Newt Gingrich’s campaign director said the candidate is viewing the setback in Virginia, in which he failed to collect enough signatures to qualify for the state’s primary, as an “unexpected setback” similar to the attack on Pearl Harbor.
“Newt and I agreed that the analogy is December 1941,” campaign director Michael Krull wrote on the Gingrich Facebook page. “We have experienced an unexpected set-back, but we will re-group and re-focus with increased determination, commitment and positive action. Throughout the next months there will be ups and downs; there will be successes and failures; there will be easy victories and difficult days – but in the end we will stand victorious.”
— “Gingrich camp likens Virginia ballot setback to Pearl Harbor,” The Hill, yesterday.
Ed Morrissey quips, “I’ve spent this morning trying to come up with a “Tora! Tora! Tora!” reference for this claim, and I just can’t quite make it.”
Too bad Newt could, particularly since so many of us remember hearing his remarks on TV a decade ago on the day of September 11th, when the comparison worked to help place that horrible day into context. But comparing Newt’s primary woes to one of America’s darkest hours — sadly, because of the inference and who made it, it makes it a reference in a way to two of America’s darkest hours — cheapens Gingrich’s words of a decade ago more than a little. Since, as his campaign director noted above that ““Newt and I agreed” on the analogy, that’s rather explicitly saying that Newt signed off on using that analogy.

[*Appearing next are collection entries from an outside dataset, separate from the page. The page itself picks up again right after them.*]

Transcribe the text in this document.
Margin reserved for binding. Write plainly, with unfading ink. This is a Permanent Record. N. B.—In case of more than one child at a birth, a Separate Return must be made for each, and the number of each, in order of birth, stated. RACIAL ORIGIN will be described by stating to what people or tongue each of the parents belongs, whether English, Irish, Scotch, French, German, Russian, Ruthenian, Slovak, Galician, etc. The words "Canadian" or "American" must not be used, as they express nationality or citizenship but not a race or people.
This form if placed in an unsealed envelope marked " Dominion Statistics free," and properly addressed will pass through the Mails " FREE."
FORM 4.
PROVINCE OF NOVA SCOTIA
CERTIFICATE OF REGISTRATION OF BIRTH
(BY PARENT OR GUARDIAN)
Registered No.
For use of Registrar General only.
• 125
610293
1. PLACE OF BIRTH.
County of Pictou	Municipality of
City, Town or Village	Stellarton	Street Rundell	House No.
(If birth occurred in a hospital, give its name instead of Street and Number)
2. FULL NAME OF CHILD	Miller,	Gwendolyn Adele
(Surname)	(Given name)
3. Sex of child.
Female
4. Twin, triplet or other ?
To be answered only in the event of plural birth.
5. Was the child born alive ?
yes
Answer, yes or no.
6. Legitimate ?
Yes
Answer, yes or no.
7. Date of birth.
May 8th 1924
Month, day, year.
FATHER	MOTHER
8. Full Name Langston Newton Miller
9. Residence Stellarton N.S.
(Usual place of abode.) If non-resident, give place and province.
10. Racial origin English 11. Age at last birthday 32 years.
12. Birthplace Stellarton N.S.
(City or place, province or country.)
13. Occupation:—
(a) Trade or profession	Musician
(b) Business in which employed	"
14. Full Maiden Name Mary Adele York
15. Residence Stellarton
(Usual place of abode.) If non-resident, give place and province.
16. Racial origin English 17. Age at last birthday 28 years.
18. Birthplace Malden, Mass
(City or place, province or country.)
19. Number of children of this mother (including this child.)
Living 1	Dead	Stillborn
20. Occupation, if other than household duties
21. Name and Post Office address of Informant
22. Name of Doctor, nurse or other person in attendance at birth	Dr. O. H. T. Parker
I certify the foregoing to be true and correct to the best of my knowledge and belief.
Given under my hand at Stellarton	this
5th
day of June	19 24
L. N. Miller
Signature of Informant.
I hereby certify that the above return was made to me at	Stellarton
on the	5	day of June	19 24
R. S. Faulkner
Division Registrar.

As Ed adds, “I’m curious as to who the Japanese Empire is in Team Gingrich’s Pearl Harbor scenario.”
Related: “Very Interesting…Recent Change in the Rules May Have Knocked Rick Perry and Newt Gingrich off the VA Primary Ballot,” Bryan Preston writes at the Tatler. “And by recent, I mean November of this year,” Bryan adds.
More: Which isn’t to say that Team Romney doesn’t have communications issues of their own…
Update: “Gingrich’s organizational failure in Virginia is rightly seen as indicative of a key character flaw that has long dogged his career,” Jonathan S. Tobin writes at Commentary. “He’s great at speeches and debates and promoting ideas, some of which conservatives like very much. But his campaign management style appears highly reminiscent of his largely incompetent leadership of the House of Representatives.”